Ia menilai dua indikator itu menggambarkan meningkatnya ketidakpastian pasar dan melemahnya kepercayaan investor terhadap kondisi ekonomi nasional.
Selain itu, ia menyoroti keputusan sejumlah lembaga pemeringkat internasional pada awal tahun yang menurunkan outlook investasi Indonesia.
Menurutnya, keputusan tersebut ikut menekan pergerakan pasar modal dan memperburuk sentimen ekonomi secara keseluruhan.
Faktor Waktu dan Risiko Kebijakan
Ardha menegaskan bahwa periode Juni–Juli 2026 menjadi titik penting karena lembaga pemeringkat internasional akan kembali mengeluarkan evaluasi terbaru.
Ia memperkirakan hasil penilaian tersebut dapat memengaruhi stabilitas ekonomi Indonesia, terutama jika hasilnya menunjukkan tren negatif.

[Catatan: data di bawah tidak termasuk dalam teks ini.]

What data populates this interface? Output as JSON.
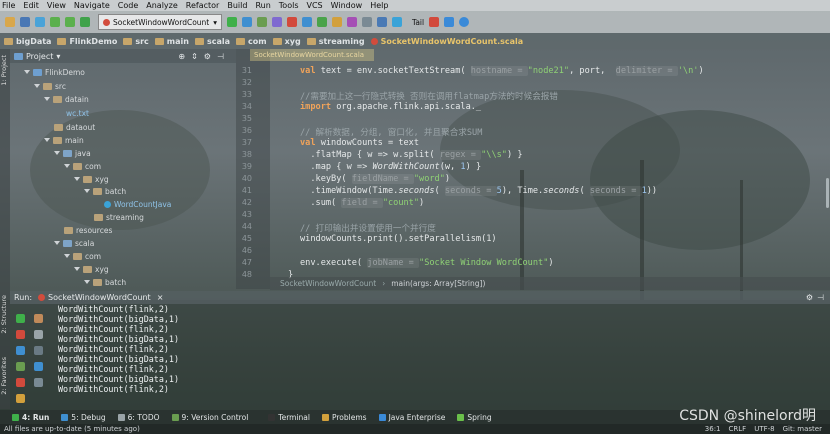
{
  "menu": [
    "File",
    "Edit",
    "View",
    "Navigate",
    "Code",
    "Analyze",
    "Refactor",
    "Build",
    "Run",
    "Tools",
    "VCS",
    "Window",
    "Help"
  ],
  "toolbar": {
    "run_config": "SocketWindowWordCount",
    "tail_label": "Tail"
  },
  "breadcrumbs": [
    "bigData",
    "FlinkDemo",
    "src",
    "main",
    "scala",
    "com",
    "xyg",
    "streaming"
  ],
  "active_file_tab": "SocketWindowWordCount.scala",
  "project_panel": {
    "title": "Project"
  },
  "side_labels": {
    "project": "1: Project",
    "structure": "2: Structure",
    "favorites": "2: Favorites"
  },
  "tree": [
    {
      "label": "FlinkDemo"
    },
    {
      "label": "src"
    },
    {
      "label": "datain"
    },
    {
      "label": "wc.txt"
    },
    {
      "label": "dataout"
    },
    {
      "label": "main"
    },
    {
      "label": "java"
    },
    {
      "label": "com"
    },
    {
      "label": "xyg"
    },
    {
      "label": "batch"
    },
    {
      "label": "WordCountJava"
    },
    {
      "label": "streaming"
    },
    {
      "label": "resources"
    },
    {
      "label": "scala"
    },
    {
      "label": "com"
    },
    {
      "label": "xyg"
    },
    {
      "label": "batch"
    }
  ],
  "line_numbers": [
    "31",
    "32",
    "33",
    "34",
    "35",
    "36",
    "37",
    "38",
    "39",
    "40",
    "41",
    "42",
    "43",
    "44",
    "45",
    "46",
    "47",
    "48"
  ],
  "code": {
    "l31": {
      "kw": "val",
      "a": " text = env.socketTextStream( ",
      "h1": "hostname = ",
      "s1": "\"node21\"",
      "b": ", port,  ",
      "h2": "delimiter = ",
      "s2": "'\\n'",
      "c": ")"
    },
    "l33": "//需要加上这一行隐式转换 否则在调用flatmap方法的时候会报错",
    "l34": {
      "kw": "import",
      "a": " org.apache.flink.api.scala._"
    },
    "l36": "// 解析数据, 分组, 窗口化, 并且聚合求SUM",
    "l37": {
      "kw": "val",
      "a": " windowCounts = text"
    },
    "l38": {
      "a": "  .flatMap { w => w.split( ",
      "h": "regex = ",
      "s": "\"\\\\s\"",
      "b": ") }"
    },
    "l39": {
      "a": "  .map { w => ",
      "it": "WordWithCount",
      "b": "(w, ",
      "n": "1",
      "c": ") }"
    },
    "l40": {
      "a": "  .keyBy( ",
      "h": "fieldName = ",
      "s": "\"word\"",
      "b": ")"
    },
    "l41": {
      "a": "  .timeWindow(Time.",
      "it1": "seconds",
      "b": "( ",
      "h1": "seconds = ",
      "n1": "5",
      "c": "), Time.",
      "it2": "seconds",
      "d": "( ",
      "h2": "seconds = ",
      "n2": "1",
      "e": "))"
    },
    "l42": {
      "a": "  .sum( ",
      "h": "field = ",
      "s": "\"count\"",
      "b": ")"
    },
    "l44": "// 打印输出并设置使用一个并行度",
    "l45": "windowCounts.print().setParallelism(1)",
    "l47": {
      "a": "env.execute( ",
      "h": "jobName = ",
      "s": "\"Socket Window WordCount\"",
      "b": ")"
    },
    "l48": "}"
  },
  "editor_breadcrumb": {
    "object": "SocketWindowWordCount",
    "method": "main(args: Array[String])"
  },
  "run_panel": {
    "label": "Run:",
    "config": "SocketWindowWordCount"
  },
  "console_lines": [
    "WordWithCount(flink,2)",
    "WordWithCount(bigData,1)",
    "WordWithCount(flink,2)",
    "WordWithCount(bigData,1)",
    "WordWithCount(flink,2)",
    "WordWithCount(bigData,1)",
    "WordWithCount(flink,2)",
    "WordWithCount(bigData,1)",
    "WordWithCount(flink,2)"
  ],
  "tool_tabs": [
    "4: Run",
    "5: Debug",
    "6: TODO",
    "9: Version Control",
    "Terminal",
    "Problems",
    "Java Enterprise",
    "Spring"
  ],
  "status": {
    "message": "All files are up-to-date (5 minutes ago)",
    "position": "36:1",
    "line_sep": "CRLF",
    "encoding": "UTF-8",
    "vcs": "Git: master"
  },
  "watermark": "CSDN @shinelord明"
}
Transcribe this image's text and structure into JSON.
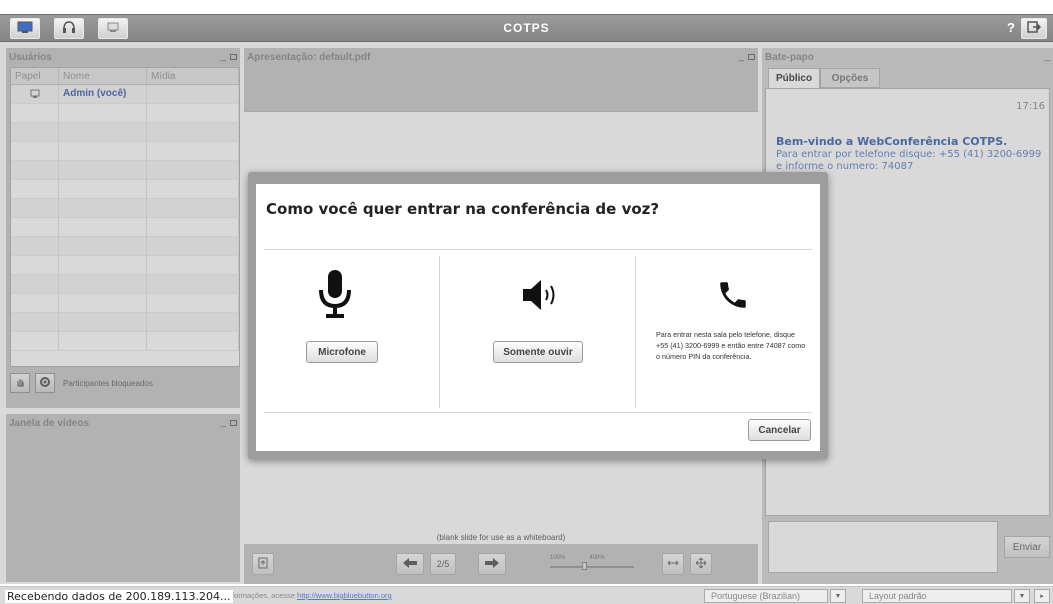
{
  "app": {
    "title": "COTPS",
    "help": "?"
  },
  "users": {
    "title": "Usuários",
    "columns": [
      "Papel",
      "Nome",
      "Mídia"
    ],
    "rows": [
      {
        "name": "Admin (você)"
      }
    ],
    "locked_label": "Participantes bloqueados"
  },
  "video": {
    "title": "Janela de vídeos"
  },
  "presentation": {
    "title": "Apresentação: default.pdf",
    "slide_caption": "(blank slide for use as a whiteboard)",
    "page_indicator": "2/5",
    "zoom_min": "100%",
    "zoom_max": "400%"
  },
  "chat": {
    "title": "Bate-papo",
    "tabs": [
      "Público",
      "Opções"
    ],
    "time": "17:16",
    "welcome": "Bem-vindo a WebConferência COTPS.",
    "phone_info": "Para entrar por telefone disque: +55 (41) 3200-6999 e informe o numero: 74087",
    "send_label": "Enviar"
  },
  "dialog": {
    "title": "Como você quer entrar na conferência de voz?",
    "microphone_label": "Microfone",
    "listen_label": "Somente ouvir",
    "phone_text": "Para entrar nesta sala pelo telefone, disque +55 (41) 3200-6999 e então entre 74087 como o número PIN da conferência.",
    "cancel_label": "Cancelar"
  },
  "statusbar": {
    "status": "Recebendo dados de 200.189.113.204...",
    "info_prefix": "formações, acesse ",
    "info_link": "http://www.bigbluebutton.org",
    "language": "Portuguese (Brazilian)",
    "layout": "Layout padrão"
  }
}
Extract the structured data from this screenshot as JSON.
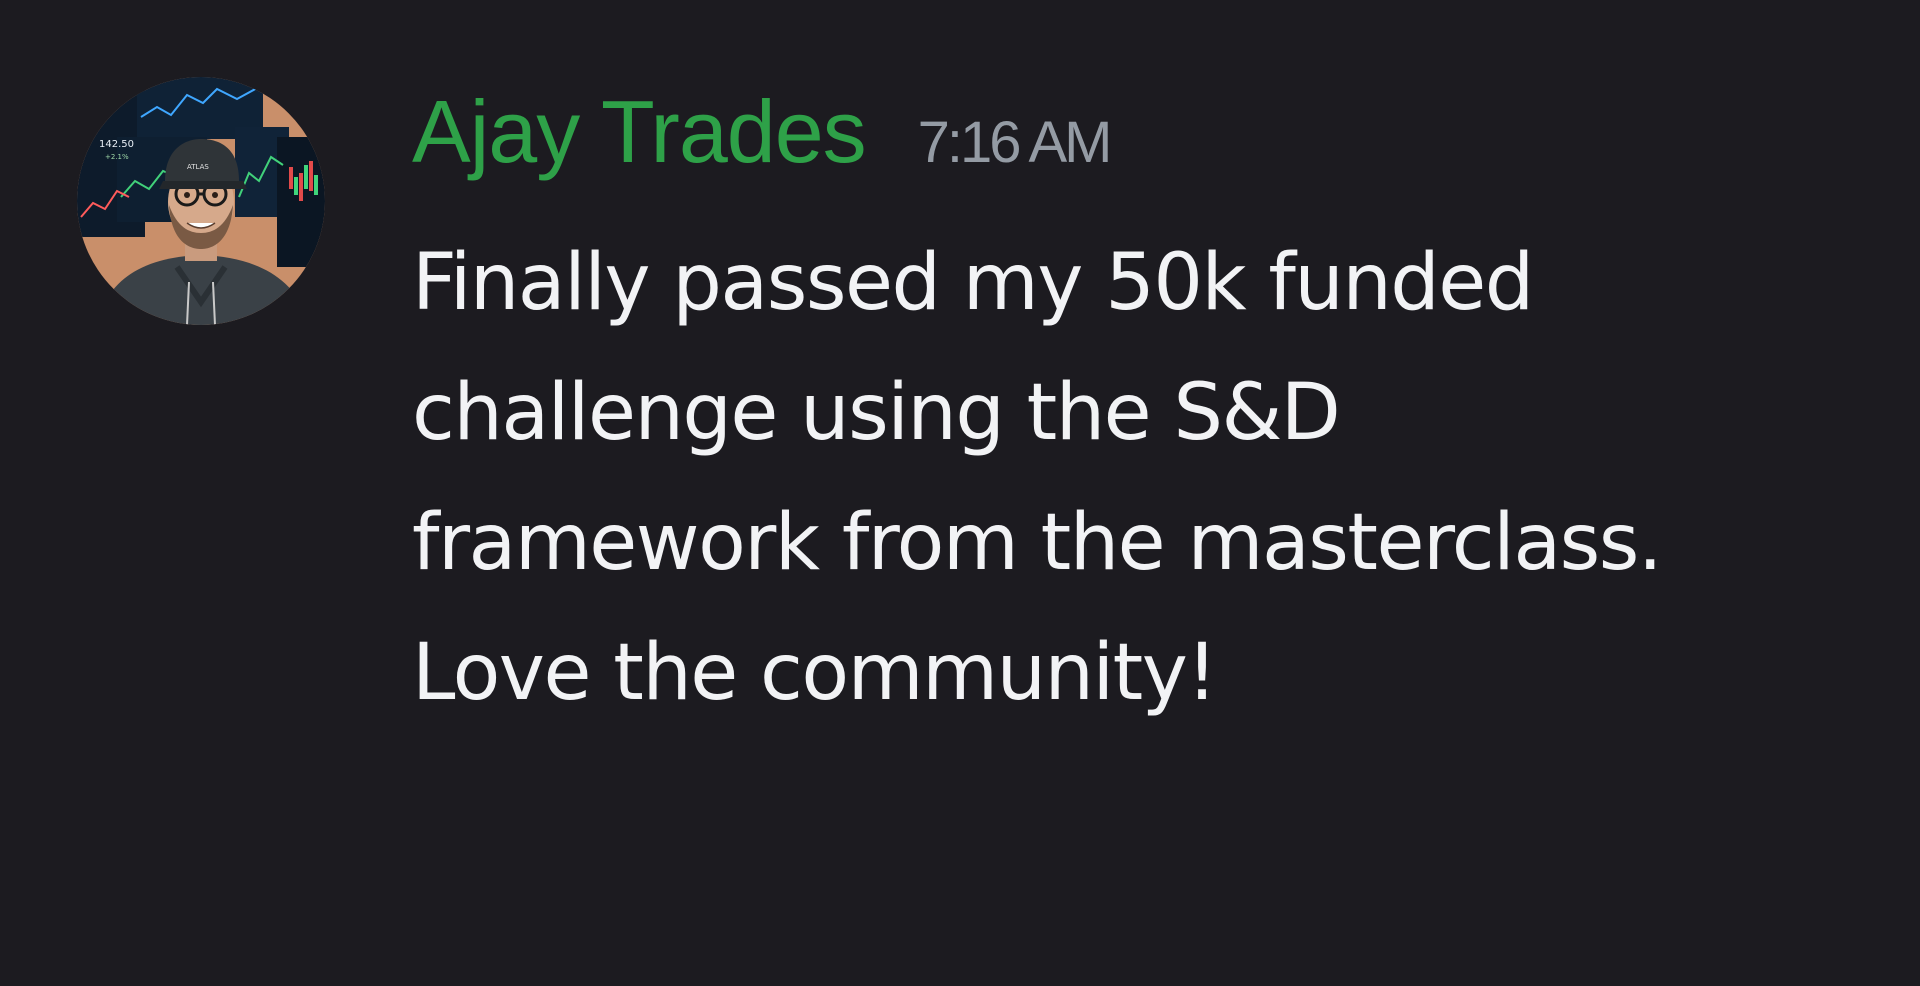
{
  "message": {
    "author": "Ajay Trades",
    "timestamp": "7:16 AM",
    "content": "Finally passed my 50k funded challenge using the S&D framework from the masterclass. Love the community!",
    "author_color": "#2ea148",
    "text_color": "#f2f3f5",
    "timestamp_color": "#949ba4",
    "background_color": "#1c1b20"
  },
  "avatar": {
    "icon": "user-avatar-icon",
    "chart_screen_text": "142.50",
    "chart_screen_subtext": "+2.1%",
    "cap_text": "ATLAS"
  }
}
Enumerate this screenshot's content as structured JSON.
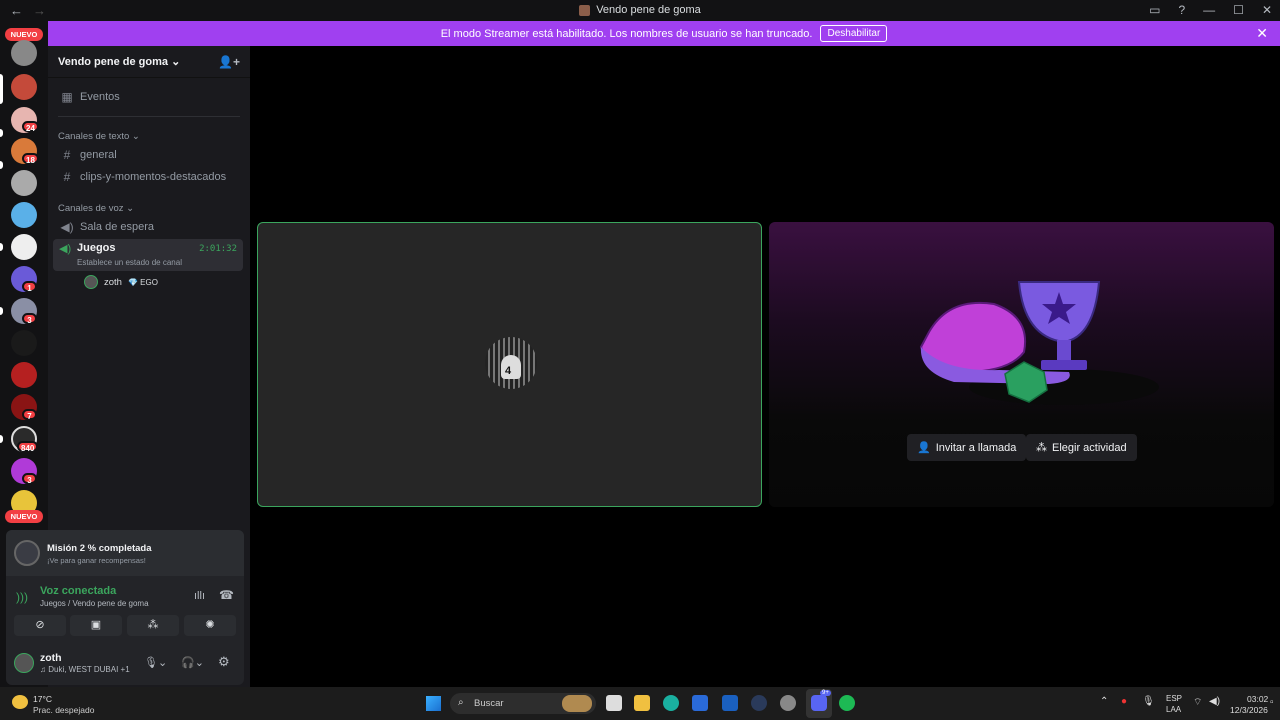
{
  "window": {
    "title": "Vendo pene de goma",
    "back": "←",
    "forward": "→",
    "min": "—",
    "max": "☐",
    "close": "✕"
  },
  "banner": {
    "text": "El modo Streamer está habilitado. Los nombres de usuario se han truncado.",
    "button": "Deshabilitar",
    "close": "✕"
  },
  "servers": {
    "nuevo_top": "NUEVO",
    "nuevo_bottom": "NUEVO",
    "badges": [
      "24",
      "18",
      "1",
      "3",
      "7",
      "840",
      "3"
    ]
  },
  "sidebar": {
    "server_name": "Vendo pene de goma",
    "events": "Eventos",
    "text_category": "Canales de texto",
    "text_channels": [
      "general",
      "clips-y-momentos-destacados"
    ],
    "voice_category": "Canales de voz",
    "voice_channels": [
      "Sala de espera",
      "Juegos"
    ],
    "active_timer": "2:01:32",
    "status_hint": "Establece un estado de canal",
    "voice_user": "zoth",
    "voice_user_tag": "EGO"
  },
  "call": {
    "avatar_number": "4",
    "invite_button": "Invitar a llamada",
    "activity_button": "Elegir actividad"
  },
  "mission": {
    "title": "Misión 2 % completada",
    "subtitle": "¡Ve para ganar recompensas!"
  },
  "voice": {
    "status": "Voz conectada",
    "location": "Juegos / Vendo pene de goma"
  },
  "user": {
    "name": "zoth",
    "activity": "Duki, WEST DUBAI +1"
  },
  "taskbar": {
    "weather_temp": "17°C",
    "weather_desc": "Prac. despejado",
    "search": "Buscar",
    "lang1": "ESP",
    "lang2": "LAA",
    "time": "03:02",
    "date": "12/3/2026",
    "discord_badge": "9+"
  },
  "colors": {
    "accent": "#a040f0",
    "green": "#3ba55d",
    "red": "#f23f43"
  }
}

Ia juga menjelaskan bahwa pemerintah harus menghadapi tantangan fiskal meskipun Badan Pusat Statistik (BPS) mencatat pertumbuhan ekonomi sebesar 5,61 persen.
Menurutnya, sebagian ekonom menilai pertumbuhan tersebut masih bertumpu pada belanja pemerintah, sehingga belum sepenuhnya mencerminkan aktivitas ekonomi riil masyarakat.
Tekanan Global dan Geopolitik
Ardha turut menyoroti faktor eksternal yang ikut memperbesar risiko ekonomi.
Ia menyebut konflik di Selat Hormuz berpotensi mendorong kenaikan harga minyak dunia, yang saat ini sudah melampaui asumsi dalam APBN.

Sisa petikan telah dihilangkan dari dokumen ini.